O Jornal do Sporting tem sido todas as semanas uma desagradável surpresa. Depois da inenarrável capa a negro, com uma alegada agressão a um dirigente para desviar as atenções de uma grande manifestação de descontentamento de Sócios, pensava eu que o Jornal já teria batido no fundo e, a partir daí, só poderia melhorar.

Durante umas semanas vimos uma tentativa para melhorar a qualidade dos conteúdos e do grafismo. Verdade seja dita que, em termos gráficos, cada vez mais o Jornal Sporting se distancia de um jornal e se aproxima de uma revista. Talvez numa fraca tentativa de copiar o elogiado grafismo e a qualidade da Revista1906.

Mas, eis que chega a edição de 14 de maio de 2020. E o que vemos?

Antes de mais e como chama a atenção o jornal online Leonino, vemos que a palavra “jornal” caiu da capa e agora consta apenas “Sporting”. Será que foi da vergonha sobre o conteúdo, ao nível de um folhetim propagandístico de um qualquer “presidente da junta” e, ao menos, tiveram o pudor em retirar a palavra “Jornal” da capa? É uma pergunta retórica. Sabemos bem qual a resposta.
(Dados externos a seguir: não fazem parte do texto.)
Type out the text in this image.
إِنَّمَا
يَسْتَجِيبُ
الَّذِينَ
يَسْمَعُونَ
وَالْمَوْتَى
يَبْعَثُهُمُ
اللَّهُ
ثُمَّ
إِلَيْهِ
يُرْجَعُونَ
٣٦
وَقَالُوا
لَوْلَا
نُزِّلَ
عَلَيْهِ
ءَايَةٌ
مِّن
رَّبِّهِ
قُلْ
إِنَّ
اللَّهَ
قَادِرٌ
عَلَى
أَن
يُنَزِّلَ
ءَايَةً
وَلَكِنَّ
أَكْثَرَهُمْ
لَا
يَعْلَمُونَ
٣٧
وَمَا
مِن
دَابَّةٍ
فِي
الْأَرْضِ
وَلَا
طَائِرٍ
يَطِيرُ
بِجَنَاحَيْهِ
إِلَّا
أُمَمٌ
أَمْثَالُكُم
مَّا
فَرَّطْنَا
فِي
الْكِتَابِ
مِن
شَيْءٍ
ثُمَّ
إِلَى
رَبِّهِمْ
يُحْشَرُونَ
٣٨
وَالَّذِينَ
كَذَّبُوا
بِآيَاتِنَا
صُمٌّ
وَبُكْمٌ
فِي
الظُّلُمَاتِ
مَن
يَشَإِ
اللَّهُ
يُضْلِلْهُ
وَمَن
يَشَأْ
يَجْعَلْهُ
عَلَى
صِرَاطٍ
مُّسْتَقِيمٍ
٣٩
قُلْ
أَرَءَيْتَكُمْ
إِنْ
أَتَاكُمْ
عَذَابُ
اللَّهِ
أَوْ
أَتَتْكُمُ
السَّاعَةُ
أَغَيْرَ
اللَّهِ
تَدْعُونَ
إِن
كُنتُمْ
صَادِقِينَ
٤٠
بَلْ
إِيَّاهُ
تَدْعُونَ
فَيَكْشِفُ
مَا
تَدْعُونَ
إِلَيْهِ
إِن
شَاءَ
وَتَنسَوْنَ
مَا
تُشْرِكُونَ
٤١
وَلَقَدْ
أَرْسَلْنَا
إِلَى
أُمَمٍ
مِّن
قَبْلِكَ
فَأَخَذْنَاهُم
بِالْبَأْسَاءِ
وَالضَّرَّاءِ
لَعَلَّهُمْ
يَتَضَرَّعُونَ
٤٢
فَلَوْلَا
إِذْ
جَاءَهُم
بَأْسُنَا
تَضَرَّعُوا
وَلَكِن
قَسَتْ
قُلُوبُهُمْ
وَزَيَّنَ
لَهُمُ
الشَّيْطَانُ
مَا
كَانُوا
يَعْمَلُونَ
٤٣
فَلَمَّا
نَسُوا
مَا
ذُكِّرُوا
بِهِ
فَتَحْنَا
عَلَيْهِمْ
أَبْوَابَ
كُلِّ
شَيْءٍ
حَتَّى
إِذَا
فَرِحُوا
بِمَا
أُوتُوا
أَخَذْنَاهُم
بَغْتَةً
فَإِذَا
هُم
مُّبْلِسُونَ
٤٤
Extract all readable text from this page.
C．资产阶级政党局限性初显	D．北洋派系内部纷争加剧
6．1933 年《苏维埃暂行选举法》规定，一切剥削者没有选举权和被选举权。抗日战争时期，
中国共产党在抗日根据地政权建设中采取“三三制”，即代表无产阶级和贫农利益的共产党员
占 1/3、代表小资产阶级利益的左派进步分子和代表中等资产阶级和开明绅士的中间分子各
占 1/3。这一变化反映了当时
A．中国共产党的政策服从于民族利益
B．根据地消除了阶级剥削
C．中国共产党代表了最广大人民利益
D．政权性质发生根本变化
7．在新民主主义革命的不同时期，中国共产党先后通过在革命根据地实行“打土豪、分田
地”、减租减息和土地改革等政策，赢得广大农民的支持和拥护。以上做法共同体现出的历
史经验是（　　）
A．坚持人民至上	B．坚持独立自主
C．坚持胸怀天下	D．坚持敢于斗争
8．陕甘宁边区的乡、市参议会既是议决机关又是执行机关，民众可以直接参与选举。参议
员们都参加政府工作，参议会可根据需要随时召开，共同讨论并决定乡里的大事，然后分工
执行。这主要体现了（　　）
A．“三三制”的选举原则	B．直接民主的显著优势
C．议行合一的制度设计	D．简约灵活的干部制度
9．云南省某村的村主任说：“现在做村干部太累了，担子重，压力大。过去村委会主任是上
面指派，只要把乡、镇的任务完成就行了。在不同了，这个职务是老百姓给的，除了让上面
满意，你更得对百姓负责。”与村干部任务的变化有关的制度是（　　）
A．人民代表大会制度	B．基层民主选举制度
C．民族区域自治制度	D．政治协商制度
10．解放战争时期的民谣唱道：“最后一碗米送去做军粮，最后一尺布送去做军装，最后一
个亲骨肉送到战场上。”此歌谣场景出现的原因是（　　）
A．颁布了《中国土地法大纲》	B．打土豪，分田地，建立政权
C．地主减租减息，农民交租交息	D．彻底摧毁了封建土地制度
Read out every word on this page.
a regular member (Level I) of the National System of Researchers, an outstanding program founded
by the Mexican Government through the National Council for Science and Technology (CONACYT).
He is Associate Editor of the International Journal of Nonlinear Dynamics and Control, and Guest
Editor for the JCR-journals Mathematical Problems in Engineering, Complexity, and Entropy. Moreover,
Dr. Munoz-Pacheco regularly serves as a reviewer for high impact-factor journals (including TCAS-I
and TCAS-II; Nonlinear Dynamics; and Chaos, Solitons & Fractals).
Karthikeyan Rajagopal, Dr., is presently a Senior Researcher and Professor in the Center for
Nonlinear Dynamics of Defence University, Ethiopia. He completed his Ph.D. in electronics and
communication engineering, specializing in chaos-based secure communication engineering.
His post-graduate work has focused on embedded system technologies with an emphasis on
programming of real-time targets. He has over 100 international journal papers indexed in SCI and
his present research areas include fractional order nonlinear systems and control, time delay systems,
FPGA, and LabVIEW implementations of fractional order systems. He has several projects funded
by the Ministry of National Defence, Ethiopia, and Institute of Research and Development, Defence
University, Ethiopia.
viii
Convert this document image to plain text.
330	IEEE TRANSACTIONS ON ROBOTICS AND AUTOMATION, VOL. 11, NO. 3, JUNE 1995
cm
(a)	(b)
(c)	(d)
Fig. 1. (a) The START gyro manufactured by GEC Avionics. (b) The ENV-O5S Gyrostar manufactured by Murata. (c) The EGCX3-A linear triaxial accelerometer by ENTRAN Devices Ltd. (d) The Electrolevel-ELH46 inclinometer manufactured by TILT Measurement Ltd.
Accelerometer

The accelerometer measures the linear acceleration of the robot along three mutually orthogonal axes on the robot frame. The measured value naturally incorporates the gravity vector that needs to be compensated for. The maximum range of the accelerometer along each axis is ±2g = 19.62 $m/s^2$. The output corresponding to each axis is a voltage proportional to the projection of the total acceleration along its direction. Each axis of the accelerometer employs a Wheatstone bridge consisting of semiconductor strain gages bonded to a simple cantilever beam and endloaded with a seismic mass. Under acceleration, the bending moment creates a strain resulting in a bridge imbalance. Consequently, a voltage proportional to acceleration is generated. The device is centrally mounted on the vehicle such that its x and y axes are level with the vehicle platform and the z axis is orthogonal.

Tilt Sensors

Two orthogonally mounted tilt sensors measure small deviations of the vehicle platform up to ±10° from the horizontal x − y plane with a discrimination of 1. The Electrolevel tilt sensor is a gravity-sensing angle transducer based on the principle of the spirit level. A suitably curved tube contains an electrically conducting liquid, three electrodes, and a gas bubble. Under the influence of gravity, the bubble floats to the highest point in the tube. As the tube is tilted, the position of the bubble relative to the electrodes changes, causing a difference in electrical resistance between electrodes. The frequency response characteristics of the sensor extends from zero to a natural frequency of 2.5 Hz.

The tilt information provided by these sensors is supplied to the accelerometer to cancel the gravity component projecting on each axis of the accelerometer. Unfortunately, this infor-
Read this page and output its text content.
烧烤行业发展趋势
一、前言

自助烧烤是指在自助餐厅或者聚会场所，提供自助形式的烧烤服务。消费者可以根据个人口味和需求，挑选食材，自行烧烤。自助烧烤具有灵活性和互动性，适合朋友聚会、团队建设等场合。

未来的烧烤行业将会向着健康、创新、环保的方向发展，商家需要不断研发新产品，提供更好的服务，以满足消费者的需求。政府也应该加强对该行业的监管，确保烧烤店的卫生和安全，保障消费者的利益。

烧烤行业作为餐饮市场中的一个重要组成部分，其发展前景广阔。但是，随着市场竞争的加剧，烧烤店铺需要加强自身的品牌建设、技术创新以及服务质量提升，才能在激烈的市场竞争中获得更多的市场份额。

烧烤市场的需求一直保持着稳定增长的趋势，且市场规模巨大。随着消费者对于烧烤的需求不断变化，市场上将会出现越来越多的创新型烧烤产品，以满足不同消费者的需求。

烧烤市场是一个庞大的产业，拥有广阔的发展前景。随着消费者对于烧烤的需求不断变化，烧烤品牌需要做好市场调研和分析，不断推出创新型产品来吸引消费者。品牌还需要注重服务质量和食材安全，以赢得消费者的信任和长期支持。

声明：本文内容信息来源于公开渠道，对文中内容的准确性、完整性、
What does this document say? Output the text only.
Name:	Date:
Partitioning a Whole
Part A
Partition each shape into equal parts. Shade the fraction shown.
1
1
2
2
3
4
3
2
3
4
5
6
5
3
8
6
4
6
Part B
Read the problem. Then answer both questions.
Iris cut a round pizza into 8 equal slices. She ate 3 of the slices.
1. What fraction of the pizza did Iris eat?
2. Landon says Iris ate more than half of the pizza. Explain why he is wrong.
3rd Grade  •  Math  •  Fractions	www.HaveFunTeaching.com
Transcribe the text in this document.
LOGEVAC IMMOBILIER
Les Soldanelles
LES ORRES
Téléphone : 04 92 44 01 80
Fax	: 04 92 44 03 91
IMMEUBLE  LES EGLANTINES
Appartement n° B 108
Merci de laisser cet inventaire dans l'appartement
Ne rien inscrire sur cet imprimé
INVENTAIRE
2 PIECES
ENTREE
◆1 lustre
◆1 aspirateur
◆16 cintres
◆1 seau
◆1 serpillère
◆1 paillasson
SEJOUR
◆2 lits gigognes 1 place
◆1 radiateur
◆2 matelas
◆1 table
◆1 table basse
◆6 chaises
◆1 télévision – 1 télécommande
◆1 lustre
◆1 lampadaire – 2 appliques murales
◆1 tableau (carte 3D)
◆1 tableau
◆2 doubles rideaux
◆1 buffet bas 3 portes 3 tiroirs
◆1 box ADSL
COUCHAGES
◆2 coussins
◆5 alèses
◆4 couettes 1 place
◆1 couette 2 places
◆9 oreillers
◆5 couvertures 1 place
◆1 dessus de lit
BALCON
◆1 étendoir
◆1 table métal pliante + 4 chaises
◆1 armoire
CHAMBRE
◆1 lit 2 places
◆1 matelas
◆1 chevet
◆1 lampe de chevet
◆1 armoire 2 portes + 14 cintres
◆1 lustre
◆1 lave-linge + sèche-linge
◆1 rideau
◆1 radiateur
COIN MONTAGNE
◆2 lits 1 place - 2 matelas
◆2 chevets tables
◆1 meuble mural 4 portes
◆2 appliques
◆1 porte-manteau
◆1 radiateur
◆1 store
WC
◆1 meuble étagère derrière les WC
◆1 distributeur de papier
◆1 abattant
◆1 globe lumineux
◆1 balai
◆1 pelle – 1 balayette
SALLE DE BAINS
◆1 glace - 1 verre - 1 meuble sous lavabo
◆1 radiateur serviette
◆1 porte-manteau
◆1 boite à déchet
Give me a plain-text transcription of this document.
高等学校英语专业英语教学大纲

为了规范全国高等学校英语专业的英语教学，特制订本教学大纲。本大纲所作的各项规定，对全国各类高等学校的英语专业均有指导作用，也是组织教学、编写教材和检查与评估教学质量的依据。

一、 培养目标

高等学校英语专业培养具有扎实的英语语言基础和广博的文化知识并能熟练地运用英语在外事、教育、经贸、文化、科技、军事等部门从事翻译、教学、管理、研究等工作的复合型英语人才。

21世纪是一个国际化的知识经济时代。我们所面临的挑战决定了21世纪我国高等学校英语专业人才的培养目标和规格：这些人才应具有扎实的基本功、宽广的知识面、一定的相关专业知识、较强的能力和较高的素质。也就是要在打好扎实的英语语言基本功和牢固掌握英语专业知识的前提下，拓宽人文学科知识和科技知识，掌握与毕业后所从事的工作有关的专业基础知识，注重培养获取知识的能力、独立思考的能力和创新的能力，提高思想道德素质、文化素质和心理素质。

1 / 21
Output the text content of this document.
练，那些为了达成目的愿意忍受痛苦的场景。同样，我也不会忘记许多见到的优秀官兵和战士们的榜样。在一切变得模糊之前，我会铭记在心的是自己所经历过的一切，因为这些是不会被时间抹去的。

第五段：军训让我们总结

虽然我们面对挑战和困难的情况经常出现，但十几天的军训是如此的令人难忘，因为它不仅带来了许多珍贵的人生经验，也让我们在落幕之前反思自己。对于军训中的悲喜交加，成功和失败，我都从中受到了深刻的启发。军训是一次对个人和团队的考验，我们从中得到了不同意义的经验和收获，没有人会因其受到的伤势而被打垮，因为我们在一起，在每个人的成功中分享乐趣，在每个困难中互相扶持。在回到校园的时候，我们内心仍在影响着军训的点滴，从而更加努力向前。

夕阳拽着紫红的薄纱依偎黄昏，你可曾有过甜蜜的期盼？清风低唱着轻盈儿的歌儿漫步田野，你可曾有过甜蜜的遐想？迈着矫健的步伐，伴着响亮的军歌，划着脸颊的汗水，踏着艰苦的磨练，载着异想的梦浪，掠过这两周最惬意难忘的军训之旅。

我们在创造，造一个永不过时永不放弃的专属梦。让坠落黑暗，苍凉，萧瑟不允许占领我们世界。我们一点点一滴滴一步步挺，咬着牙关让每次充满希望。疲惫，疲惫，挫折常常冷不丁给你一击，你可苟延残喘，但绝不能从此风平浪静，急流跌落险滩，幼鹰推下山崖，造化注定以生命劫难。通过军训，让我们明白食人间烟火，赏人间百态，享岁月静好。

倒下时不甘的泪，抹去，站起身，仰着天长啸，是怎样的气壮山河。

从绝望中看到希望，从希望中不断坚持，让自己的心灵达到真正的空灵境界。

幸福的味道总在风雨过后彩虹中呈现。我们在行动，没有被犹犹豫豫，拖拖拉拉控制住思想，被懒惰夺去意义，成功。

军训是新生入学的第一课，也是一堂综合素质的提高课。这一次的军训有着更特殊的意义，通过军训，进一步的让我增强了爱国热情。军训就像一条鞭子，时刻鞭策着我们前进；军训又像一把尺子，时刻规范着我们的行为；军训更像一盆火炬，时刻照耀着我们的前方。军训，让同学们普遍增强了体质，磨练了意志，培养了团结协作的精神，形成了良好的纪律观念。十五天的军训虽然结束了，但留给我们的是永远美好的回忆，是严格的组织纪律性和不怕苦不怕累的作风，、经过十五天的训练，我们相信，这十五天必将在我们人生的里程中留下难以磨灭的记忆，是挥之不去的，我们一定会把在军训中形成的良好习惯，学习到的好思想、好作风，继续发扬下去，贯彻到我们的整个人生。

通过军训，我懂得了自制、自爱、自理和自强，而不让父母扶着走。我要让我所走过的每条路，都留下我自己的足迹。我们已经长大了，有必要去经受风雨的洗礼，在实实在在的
Não.

Lá dentro, temos logo a demagogia servida à entrada pelo Dirigente do CD/Administrador da SAD/Diretor do Jornal, André Bernardo, que nos diz “que existe uma enorme assimetria de informação entre Dirigentes e Sócios” e, por isso, “redigiram da mesma forma que gostariam de ler enquanto Sócios”, referindo-se ao conteúdo da tal estratégia 2020/2022. Parece que o estou a ver a escrever isto sem se rir, nem sorrir, com cara séria, tal como na foto tipo passe que tem no Jornal.

Isto foi escrito por alguém que pertence à mesma direção que obriga os Sócios a deslocarem-se ao Centro de Atendimento, com papel no bolso e lápis atrás da orelha, para tirarem notas acerca das Contas e do Orçamento do Clube. Tudo debaixo do olhar atento de um funcionário.

São os mesmos que não publicam as Contas Consolidadas e que não publicam o Relatório de Sustentabilidade, duas ferramentas que servem para se ficar com a visão completa do universo Sporting. A anterior direção fazia-o, por isso, André Bernardo, não é preciso muito, basta fazeres o que já era feito e construir em cima e, de preferência, melhorando o que era feito.

Se a entrada foi servida nestas doses, então no prato principal esmeraram-se com a tal “Visão Estratégica para o futuro” – como se houvesse uma “Visão Estratégica para o passado”.

São 14 páginas de jargão corporativo, de autoelogio e autocomiseração, em formato de slide com alguns gráficos e bulletpoints, acompanhados com frases soltas, que espremidas dão apenas gotas azedas de um fruto que está podre por dentro. Ou seja, em bom português “uma bullshitada feita por um powerponteiro”. Um powerponteiro é alguém que faz da sua vida “produzir” powerpoints, bullshitada cada um interprete à sua maneira.

O que saliento destas páginas?

A constante referência a “o Sporting CP tem a visão” ou “a estratégia do Sporting CP”, quando não é o Sporting que tem, é o seu Conselho Diretivo que, em mais uma mostra da personalidade egocêntrica e narcisista de Frederico Varandas, escreve que é o Sporting quando não é, é ele – será que é ele? Não sei, mas aquelas cabeças são uma confusão e querem confundir-nos.

Depois saliento também a frase bem destacada que diz que “O principal ativo do Sporting CP são os seus atletas e os seus colaboradores”, onde se demonstra bem que os Sócios e Adeptos não contam para nada na mente desta Direção. Nada que já não suspeitasse, mas confesso que nunca pensei ver escrito.